Qu'il s'agisse de la traçabilité dans le domaine alimentaire, dans celui de la finance, dans celui de la santé, dans le secteur de la sécurité ou dans celui de l'électronique, la question est toujours la même : de quelle trace disposons-nous ? et pour en faire quoi ?
Qu'est-ce que la traçabilité et qu'est-ce qu'une trace ? Il faut ici pouvoir distinguer la traçabilité d'un point de vue technique et la traçabilité dans sa sphère juridique et, in fine, de vérifier si l'une et l'autres sont placées sur le même plan.
La traçabilité est un néologisme dérivé de l'anglais traceability, pouvant être traduit par « capacité à tracer » .
La traçabilité rejoint les notions de « tracer », « trace » et « traçage », qui impliquent l'utilisation d'éléments de marquage et d'identification d'un objet ou d'un acteur.
La norme ISO 9000 la définit comme étant « l'aptitude à retrouver l'historique, la mise en œuvre ou l'emplacement de ce qui est examiné ».

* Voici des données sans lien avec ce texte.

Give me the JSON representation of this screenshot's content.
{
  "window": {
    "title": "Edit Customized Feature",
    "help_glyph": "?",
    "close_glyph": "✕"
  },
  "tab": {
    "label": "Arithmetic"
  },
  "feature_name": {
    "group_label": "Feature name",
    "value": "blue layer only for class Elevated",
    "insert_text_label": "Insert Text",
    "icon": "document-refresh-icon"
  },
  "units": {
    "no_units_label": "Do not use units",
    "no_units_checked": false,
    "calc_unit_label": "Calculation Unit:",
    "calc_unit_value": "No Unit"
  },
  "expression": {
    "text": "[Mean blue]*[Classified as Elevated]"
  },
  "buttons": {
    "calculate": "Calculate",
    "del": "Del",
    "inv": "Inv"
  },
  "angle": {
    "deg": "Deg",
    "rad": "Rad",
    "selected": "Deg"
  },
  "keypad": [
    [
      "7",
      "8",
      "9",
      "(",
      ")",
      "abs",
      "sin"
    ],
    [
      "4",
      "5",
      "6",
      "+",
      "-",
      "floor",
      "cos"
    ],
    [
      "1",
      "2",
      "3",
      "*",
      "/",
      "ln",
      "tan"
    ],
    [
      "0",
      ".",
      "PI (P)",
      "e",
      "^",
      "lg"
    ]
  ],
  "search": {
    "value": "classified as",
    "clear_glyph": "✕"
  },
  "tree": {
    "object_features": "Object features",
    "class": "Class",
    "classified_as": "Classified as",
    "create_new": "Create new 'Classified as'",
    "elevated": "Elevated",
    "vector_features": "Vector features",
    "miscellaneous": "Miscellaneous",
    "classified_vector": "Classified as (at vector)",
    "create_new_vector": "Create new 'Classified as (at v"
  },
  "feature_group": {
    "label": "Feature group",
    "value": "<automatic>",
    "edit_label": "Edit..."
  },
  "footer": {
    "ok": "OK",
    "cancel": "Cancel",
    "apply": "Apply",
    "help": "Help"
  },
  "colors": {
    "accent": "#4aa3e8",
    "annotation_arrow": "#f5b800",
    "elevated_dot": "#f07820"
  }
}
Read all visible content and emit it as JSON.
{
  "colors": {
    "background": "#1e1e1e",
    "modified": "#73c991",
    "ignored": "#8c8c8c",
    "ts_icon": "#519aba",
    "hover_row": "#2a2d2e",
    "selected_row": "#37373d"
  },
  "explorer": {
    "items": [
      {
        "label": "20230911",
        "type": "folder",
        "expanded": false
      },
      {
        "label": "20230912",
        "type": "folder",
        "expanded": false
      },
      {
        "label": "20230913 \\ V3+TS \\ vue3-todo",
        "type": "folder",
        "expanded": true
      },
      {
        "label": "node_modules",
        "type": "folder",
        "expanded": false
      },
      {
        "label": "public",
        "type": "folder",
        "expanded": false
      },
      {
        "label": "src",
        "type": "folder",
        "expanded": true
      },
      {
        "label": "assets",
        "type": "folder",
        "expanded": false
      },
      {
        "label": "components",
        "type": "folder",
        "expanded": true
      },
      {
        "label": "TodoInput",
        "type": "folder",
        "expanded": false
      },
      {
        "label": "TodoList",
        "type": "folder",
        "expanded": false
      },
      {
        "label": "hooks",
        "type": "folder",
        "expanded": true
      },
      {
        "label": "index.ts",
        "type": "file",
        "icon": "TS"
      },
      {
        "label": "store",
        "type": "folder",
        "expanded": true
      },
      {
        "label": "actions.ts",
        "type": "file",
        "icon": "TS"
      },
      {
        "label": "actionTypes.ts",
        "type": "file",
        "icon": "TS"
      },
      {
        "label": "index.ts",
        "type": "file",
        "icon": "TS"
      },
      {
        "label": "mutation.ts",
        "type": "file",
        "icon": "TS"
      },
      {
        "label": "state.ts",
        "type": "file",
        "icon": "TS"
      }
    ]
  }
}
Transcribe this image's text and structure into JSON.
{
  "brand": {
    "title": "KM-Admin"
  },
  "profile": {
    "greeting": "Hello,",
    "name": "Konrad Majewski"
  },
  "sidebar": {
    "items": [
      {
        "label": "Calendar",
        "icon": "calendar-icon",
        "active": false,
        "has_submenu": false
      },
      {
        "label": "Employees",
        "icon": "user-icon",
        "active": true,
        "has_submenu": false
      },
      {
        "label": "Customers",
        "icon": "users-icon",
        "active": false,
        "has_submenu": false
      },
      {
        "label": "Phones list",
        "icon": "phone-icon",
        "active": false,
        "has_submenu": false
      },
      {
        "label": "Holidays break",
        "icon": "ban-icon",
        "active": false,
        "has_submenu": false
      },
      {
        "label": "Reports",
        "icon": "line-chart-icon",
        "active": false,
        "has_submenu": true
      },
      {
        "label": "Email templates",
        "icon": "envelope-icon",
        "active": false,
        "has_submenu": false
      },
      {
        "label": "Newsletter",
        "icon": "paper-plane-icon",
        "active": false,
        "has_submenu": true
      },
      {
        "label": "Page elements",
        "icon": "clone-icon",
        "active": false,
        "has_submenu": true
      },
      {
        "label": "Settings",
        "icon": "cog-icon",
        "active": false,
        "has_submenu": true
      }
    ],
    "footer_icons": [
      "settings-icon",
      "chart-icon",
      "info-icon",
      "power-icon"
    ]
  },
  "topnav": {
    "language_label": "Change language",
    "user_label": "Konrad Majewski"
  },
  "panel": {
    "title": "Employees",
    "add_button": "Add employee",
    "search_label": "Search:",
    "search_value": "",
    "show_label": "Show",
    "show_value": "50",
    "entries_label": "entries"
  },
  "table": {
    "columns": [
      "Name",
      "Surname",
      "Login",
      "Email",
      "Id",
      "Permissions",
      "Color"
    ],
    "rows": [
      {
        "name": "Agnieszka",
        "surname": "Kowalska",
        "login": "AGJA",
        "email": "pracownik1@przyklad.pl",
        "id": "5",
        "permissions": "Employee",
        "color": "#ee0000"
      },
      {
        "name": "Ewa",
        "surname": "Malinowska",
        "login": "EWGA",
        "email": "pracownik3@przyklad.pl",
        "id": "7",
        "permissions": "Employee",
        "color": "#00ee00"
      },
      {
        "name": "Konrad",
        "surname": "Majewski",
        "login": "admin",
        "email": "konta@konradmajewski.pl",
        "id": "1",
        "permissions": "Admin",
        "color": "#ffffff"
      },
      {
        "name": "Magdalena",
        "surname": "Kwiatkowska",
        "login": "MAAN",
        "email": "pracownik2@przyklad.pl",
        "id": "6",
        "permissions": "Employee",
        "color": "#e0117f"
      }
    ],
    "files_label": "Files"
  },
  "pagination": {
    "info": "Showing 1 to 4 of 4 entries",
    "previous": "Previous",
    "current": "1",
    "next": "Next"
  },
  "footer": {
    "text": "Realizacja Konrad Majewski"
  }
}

La définition ISO de la traçabilité prévoit qu'il est possible de retrouver à tout moment la trace des événements de la vie d'un produit au moyen d'informations enregistrées.
Il s'agit d'identifier un bien, un service, une personne et de lui associer des événements qui, au fil du temps, l'ont transformé, ces évènements pouvant eux-mêmes être identifiés et donc tracés.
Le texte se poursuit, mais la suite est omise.